Boy, what a mess.
Monday’s Iowa caucuses will forever be a part of American history, but for reasons that we would sooner forget than celebrate.
At the center of the mess was a new smartphone app that was designed to make counting and reporting vote totals far simpler than in years past. Instead, we were treated to days of rampant speculation without so much as a whiff of actual results.
Despite this void of votes, former South Bend, Indiana Mayor Pete Buttigieg attempted to claim victory despite the improbability that the long-shot candidate would have truly beaten more established candidates such as former Vice President Joe Biden.
Now, nearly 4 days after the voting took place, authorities in the Hawkeye State are releasing their tallies, and there is no shortage of controversy still.
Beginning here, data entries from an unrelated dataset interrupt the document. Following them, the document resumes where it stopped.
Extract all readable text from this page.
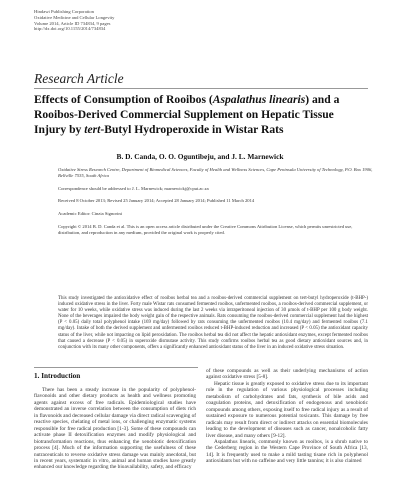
Hindawi Publishing Corporation
Oxidative Medicine and Cellular Longevity
Volume 2014, Article ID 734834, 9 pages
http://dx.doi.org/10.1155/2014/734834
Research Article
Effects of Consumption of Rooibos (Aspalathus linearis) and a Rooibos-Derived Commercial Supplement on Hepatic Tissue Injury by tert-Butyl Hydroperoxide in Wistar Rats
B. D. Canda, O. O. Oguntibeju, and J. L. Marnewick
Oxidative Stress Research Centre, Department of Biomedical Sciences, Faculty of Health and Wellness Sciences, Cape Peninsula University of Technology, P.O. Box 1906, Bellville 7535, South Africa
Correspondence should be addressed to J. L. Marnewick; marnewickj@cput.ac.za
Received 8 October 2013; Revised 25 January 2014; Accepted 28 January 2014; Published 11 March 2014
Academic Editor: Cinzia Signorini
Copyright © 2014 B. D. Canda et al. This is an open access article distributed under the Creative Commons Attribution License, which permits unrestricted use, distribution, and reproduction in any medium, provided the original work is properly cited.
This study investigated the antioxidative effect of rooibos herbal tea and a rooibos-derived commercial supplement on tert-butyl hydroperoxide (t-BHP-) induced oxidative stress in the liver. Forty male Wistar rats consumed fermented rooibos, unfermented rooibos, a rooibos-derived commercial supplement, or water for 10 weeks, while oxidative stress was induced during the last 2 weeks via intraperitoneal injection of 30 μmols of t-BHP per 100 g body weight. None of the beverages impaired the body weight gain of the respective animals. Rats consuming the rooibos-derived commercial supplement had the highest (P < 0.05) daily total polyphenol intake (169 mg/day) followed by rats consuming the unfermented rooibos (10.4 mg/day) and fermented rooibos (7.1 mg/day). Intake of both the derived supplement and unfermented rooibos reduced t-BHP-induced reduction and increased (P < 0.05) the antioxidant capacity status of the liver, while not impacting on lipid peroxidation. The rooibos herbal tea did not affect the hepatic antioxidant enzymes, except fermented rooibos that caused a decrease (P < 0.05) in superoxide dismutase activity. This study confirms rooibos herbal tea as good dietary antioxidant sources and, in conjunction with its many other components, offers a significantly enhanced antioxidant status of the liver in an induced oxidative stress situation.
1. Introduction
There has been a steady increase in the popularity of polyphenol-flavonoids and other dietary products as health and wellness promoting agents against excess of free radicals. Epidemiological studies have demonstrated an inverse correlation between the consumption of diets rich in flavonoids and decreased cellular damage via direct radical scavenging of reactive species, chelating of metal ions, or challenging enzymatic systems responsible for free radical production [1-3]. Some of these compounds can activate phase II detoxification enzymes and modify physiological and biotransformation reactions, thus enhancing the xenobiotic detoxification process [4]. Much of the information supporting the usefulness of these nutraceuticals to reverse oxidative stress damage was mainly anecdotal, but in recent years, systematic in vitro, animal and human studies have greatly enhanced our knowledge regarding the bioavailability, safety, and efficacy
of these compounds as well as their underlying mechanisms of action against oxidative stress [5-8].
Hepatic tissue is greatly exposed to oxidative stress due to its important role in the regulation of various physiological processes including metabolism of carbohydrates and fats, synthesis of bile acids and coagulation proteins, and detoxification of endogenous and xenobiotic compounds among others, exposing itself to free radical injury as a result of sustained exposure to numerous potential toxicants. This damage by free radicals may result from direct or indirect attacks on essential biomolecules leading to the development of diseases such as cancer, nonalcoholic fatty liver disease, and many others [9-12].
Aspalathus linearis, commonly known as rooibos, is a shrub native to the Cederberg region in the Western Cape Province of South Africa [13, 14]. It is frequently used to make a mild tasting tisane rich in polyphenol antioxidants but with no caffeine and very little tannins; it is also claimed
The Iowa Democratic Party announced that 100 percent of precincts were finally reporting results late Thursday night — 72 hours after the state’s first-in-the-nation caucuses concluded on Monday, and after numerous irregularities led the head of the Democratic National Committee (DNC) to call for a complete recanvass.
The state party’s numbers showed that Pete Buttigieg would be awarded 564 SDEs, or state delegate equivalents, while Bernie Sanders would receive 562 SDEs. Sanders held a sizeable popular vote lead, though, and finished ahead of Buttigieg by a 43,671 to 37,557 vote margin. He fell behind in delegates due to Iowa’s unusual voting system that gave different delegate weights to different precincts.
After the “second alignment” — meaning the popular vote after the elimination of candidates who received less than 15 percent of the vote in the first round of caucusing — Sanders was still ahead of Buttigieg, 45,826 votes to 43,195.
This could be huge for Sanders, who is maintaining a sizable lead on the field in New Hampshire with the Live Free or Die State’s primary arriving in just a matter of days.